Now on to the bad news from a second study on cannabis use (at least in MS patients):
Patients with MS who routinely smoke cannabis are more cognitively impaired than nonuser MS patients. Additionally, the MS patients who smoke cannabis showed significant functional brain abnormalities compared to nonuser MS patients, as recorded by MRI brain scans:
This is one of the first studies to combine neurocognitive testing with functional MRI with smoked cannabis use. The fact that there were functional changes on the MRI scans between the two groups is significant. However, it’s unclear how much of these results can be generalized to healthy adults without any neurological conditions.

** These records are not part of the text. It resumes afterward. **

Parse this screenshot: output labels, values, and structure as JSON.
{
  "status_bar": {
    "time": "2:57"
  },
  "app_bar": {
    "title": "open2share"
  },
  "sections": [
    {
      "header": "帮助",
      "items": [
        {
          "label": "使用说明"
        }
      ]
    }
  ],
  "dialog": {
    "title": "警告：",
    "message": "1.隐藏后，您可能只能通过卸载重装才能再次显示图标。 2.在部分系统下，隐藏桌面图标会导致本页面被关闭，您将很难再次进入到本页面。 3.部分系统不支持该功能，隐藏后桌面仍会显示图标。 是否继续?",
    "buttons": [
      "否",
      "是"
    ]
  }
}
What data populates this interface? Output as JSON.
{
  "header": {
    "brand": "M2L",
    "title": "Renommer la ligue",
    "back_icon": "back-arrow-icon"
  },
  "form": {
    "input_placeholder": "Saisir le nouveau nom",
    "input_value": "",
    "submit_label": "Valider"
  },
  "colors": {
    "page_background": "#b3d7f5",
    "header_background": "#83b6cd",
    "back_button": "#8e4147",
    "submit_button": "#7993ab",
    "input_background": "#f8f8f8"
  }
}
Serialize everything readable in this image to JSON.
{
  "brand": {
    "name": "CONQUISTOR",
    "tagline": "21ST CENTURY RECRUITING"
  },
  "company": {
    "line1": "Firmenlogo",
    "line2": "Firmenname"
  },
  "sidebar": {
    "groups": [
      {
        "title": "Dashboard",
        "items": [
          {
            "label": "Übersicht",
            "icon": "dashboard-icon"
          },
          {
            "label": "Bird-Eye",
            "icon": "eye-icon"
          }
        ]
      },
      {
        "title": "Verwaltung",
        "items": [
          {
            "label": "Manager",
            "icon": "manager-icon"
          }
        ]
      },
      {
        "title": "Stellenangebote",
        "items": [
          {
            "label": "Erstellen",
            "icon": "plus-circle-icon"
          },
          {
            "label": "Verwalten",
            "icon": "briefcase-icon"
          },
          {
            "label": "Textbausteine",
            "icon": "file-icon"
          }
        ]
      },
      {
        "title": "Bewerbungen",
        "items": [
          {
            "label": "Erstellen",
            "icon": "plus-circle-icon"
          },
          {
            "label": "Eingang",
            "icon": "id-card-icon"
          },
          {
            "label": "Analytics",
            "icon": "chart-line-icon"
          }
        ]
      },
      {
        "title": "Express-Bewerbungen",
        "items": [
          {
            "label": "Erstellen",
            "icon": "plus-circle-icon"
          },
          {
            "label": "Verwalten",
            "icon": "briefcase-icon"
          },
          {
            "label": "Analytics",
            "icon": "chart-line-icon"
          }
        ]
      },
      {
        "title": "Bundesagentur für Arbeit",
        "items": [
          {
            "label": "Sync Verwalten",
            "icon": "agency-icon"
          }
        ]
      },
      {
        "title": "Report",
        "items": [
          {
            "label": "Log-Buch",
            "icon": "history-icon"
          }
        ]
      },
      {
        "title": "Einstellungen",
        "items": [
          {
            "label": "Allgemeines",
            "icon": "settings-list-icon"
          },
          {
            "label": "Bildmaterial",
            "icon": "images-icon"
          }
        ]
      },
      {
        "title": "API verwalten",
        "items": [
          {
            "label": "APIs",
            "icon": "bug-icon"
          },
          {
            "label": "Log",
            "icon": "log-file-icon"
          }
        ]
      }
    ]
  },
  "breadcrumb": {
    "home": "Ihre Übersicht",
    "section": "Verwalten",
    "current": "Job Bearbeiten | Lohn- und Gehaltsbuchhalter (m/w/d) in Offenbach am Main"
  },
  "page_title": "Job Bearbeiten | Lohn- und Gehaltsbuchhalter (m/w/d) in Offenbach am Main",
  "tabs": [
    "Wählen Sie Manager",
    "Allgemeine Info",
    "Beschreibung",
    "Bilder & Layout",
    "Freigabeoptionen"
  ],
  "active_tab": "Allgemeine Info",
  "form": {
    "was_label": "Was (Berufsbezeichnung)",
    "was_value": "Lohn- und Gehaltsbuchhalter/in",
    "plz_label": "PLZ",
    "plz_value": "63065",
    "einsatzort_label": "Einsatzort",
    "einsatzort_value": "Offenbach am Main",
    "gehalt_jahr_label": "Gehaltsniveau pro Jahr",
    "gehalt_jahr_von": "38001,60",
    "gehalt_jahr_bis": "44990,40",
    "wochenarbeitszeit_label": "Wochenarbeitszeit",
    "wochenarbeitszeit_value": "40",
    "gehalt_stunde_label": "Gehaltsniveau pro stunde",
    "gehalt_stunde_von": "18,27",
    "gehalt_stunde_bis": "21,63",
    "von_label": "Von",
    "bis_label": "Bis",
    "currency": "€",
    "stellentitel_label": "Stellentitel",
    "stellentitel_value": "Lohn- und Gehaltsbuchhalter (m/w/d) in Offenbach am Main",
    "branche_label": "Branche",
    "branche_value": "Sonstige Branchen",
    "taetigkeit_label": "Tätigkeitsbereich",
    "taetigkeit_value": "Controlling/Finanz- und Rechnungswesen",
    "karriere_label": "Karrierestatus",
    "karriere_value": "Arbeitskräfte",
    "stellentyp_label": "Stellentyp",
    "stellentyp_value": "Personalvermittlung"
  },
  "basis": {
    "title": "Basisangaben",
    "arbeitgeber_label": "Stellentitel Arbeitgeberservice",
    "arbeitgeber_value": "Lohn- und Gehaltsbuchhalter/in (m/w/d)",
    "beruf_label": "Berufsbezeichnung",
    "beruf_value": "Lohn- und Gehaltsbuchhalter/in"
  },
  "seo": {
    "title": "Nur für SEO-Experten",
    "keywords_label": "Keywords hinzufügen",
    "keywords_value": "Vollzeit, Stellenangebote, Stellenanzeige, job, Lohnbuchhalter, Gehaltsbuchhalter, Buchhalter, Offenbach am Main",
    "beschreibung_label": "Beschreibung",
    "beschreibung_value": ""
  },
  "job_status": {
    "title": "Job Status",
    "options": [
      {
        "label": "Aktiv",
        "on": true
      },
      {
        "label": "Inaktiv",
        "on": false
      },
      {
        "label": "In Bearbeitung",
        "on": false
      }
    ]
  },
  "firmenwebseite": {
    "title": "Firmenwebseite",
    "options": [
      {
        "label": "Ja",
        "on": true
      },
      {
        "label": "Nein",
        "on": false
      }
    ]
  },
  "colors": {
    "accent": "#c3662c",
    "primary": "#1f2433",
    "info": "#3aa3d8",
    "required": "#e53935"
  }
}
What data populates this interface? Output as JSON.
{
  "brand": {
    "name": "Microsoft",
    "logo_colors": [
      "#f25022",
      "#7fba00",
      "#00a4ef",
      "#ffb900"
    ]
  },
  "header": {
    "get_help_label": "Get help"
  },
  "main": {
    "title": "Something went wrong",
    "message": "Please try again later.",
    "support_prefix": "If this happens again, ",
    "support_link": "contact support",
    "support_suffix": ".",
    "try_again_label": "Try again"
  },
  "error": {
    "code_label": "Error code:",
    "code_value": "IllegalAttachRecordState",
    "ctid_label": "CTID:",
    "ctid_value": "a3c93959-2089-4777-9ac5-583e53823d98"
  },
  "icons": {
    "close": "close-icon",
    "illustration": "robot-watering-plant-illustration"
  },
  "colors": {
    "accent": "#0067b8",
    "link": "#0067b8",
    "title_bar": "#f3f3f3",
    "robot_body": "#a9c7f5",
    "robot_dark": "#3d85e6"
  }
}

Another recent brain imaging study in the Journal of Neuroscience identified physical, measurable changes in the brains of young adults who habitually smoked cannabis. Two important brain regions involved in motivation and reward, the amygdala and nucleus accumbens, were found to have changed both in size and shape in habitual cannabis users compared to controls.
There are many unknowns with these recent studies on the interaction between cannabis use, brain health, and treating neurological conditions such as MS. For example, how does dosage of smoked cannabis impact brain health – including the ratio between CBD and THC? Out of the 60+ active agents in cannabis, which ones are responsible for the anatomical and functional brain changes in habitual users of smoked cannabis? Much more work needs to be done in this area.
Bottom line: Habitual use of many psychoactive substances may cause physical changes in brain regions, as part of a use-feedback loop. The possible behavioral changes (both positive and negative) brought on by these functional changes in brain network organization and activity is unclear. Proceed with caution.